Auroral activity on Earth varies over time. As the magnetic poles drift, auroras can appear at different latitudes around the globe. Solar activity also affects them, with powerful solar storms pushing the auroras further into mid-latitudes.
In an effort to better understand how auroras move around, how they'll move in the future, and when powerful solar storms might pose a threat, a team of researchers has tracked auroral activity for the last 3,000 years.
A pair of researchers associated with the National Institute of Polar Research and other institutions in Japan have used ancient literature and modern data to map the shifting auroral zone over the last three millennia. By finding historical accounts from cultures around the world they've created a video covering 3,000 years of auroral drift.
They've published their research in the Journal of Space Weather and Space Climate. The paper's title is "Auroral zone over the last 3,000 years" and the first author is Ryuho Kataoka, associate professor at the National Institute of Polar Research.
"The accurate knowledge of the auroral zone over the past 3,000 years – via worldwide old witness record of auroras, including those even from low-latitude Japan – helps us understand the extreme magnetic storms," said first author Kataoka in a press release.
Science played a role alongside ancient writings in this study. Paleomagnetism is the study of magnetic evidence in rocks, and the researchers used paleomagnetic models to map Earth's auroral zone over time.
The auroral zone is an oval shape that shifts over time.

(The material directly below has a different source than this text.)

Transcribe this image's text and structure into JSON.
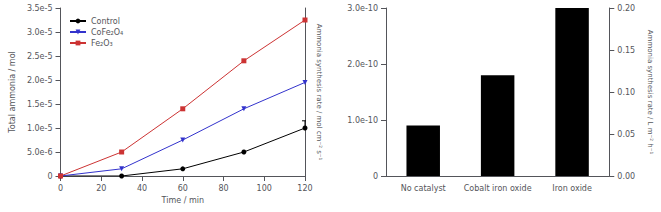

Most auroras occur in a band about 20 to 30 degrees from the poles. But that zone can stretch further into middle latitudes when powerful solar storms take place; even over regions such as Japan.
"The auroral zone changes over time, and the deformation and sporadic expansion of the auroral oval are recorded in historical documents over a thousand years from across the world," Kataoka said.

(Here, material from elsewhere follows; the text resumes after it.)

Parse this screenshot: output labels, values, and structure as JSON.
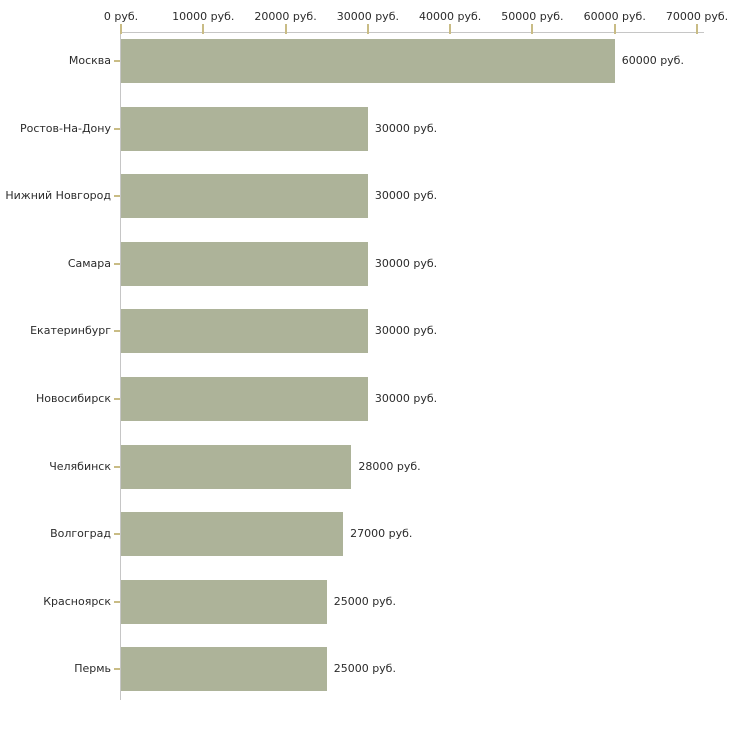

Above: On the left, a map charting auroral isochasm from 1700 to 1872. On the right, a sketch of the reconstructed auroral zone in 1800 CE and possible deformation by a 170-year integration for the time interval between 1700 CE and 1870 CE.
One of the historical documents the researchers made use of is an Old Norse text called The King's Mirror. It's 70 chapters long and is written as a dialogue between father and son. In this case, the father is Haakon IV Haakonsson and the son is Magnus Haakonsson.
The text was intended to instruct Magnus in royal affairs and prepare him for reign. It's mostly concerned with matters of the court, morality, chivalry, trade, and strategy and tactics. But The King's Mirror also contains descriptions of auroral activity over Greenland in 1200-1300 CE.
The pair of researchers also consulted a Japanese text called Nippon Kisho-Shiryo, which contains records of aurora and other phenomena. The Nippon Kisho-Shiryo has a cluster of auroras around 1200 CE, which matches what The King's Mirror shows.
In fact, in the following century, paleomagnetic data shows that the auroral zone moved away from Japan and settled over Greenland. According to first author, the historical accounts match the paleomagnetic evidence.
Paleomagnetic data shows another auroral dip over the United Kingdom during the 18th century, which also matches up with written accounts.
One of the researchers' goals was to find out if witness accounts of auroras match up with paleomagnetic data. Specifically, they wanted to see if scientific data supported the idea that the 12th century was the best time in Japan to witness auroras. They were able to confirm that, and more.
"We concluded that the 12th and 18th centuries were excellent periods for Japan and the United Kingdom, respectively, to observe auroras in the last 3,000 years," Kataoka said in a press release.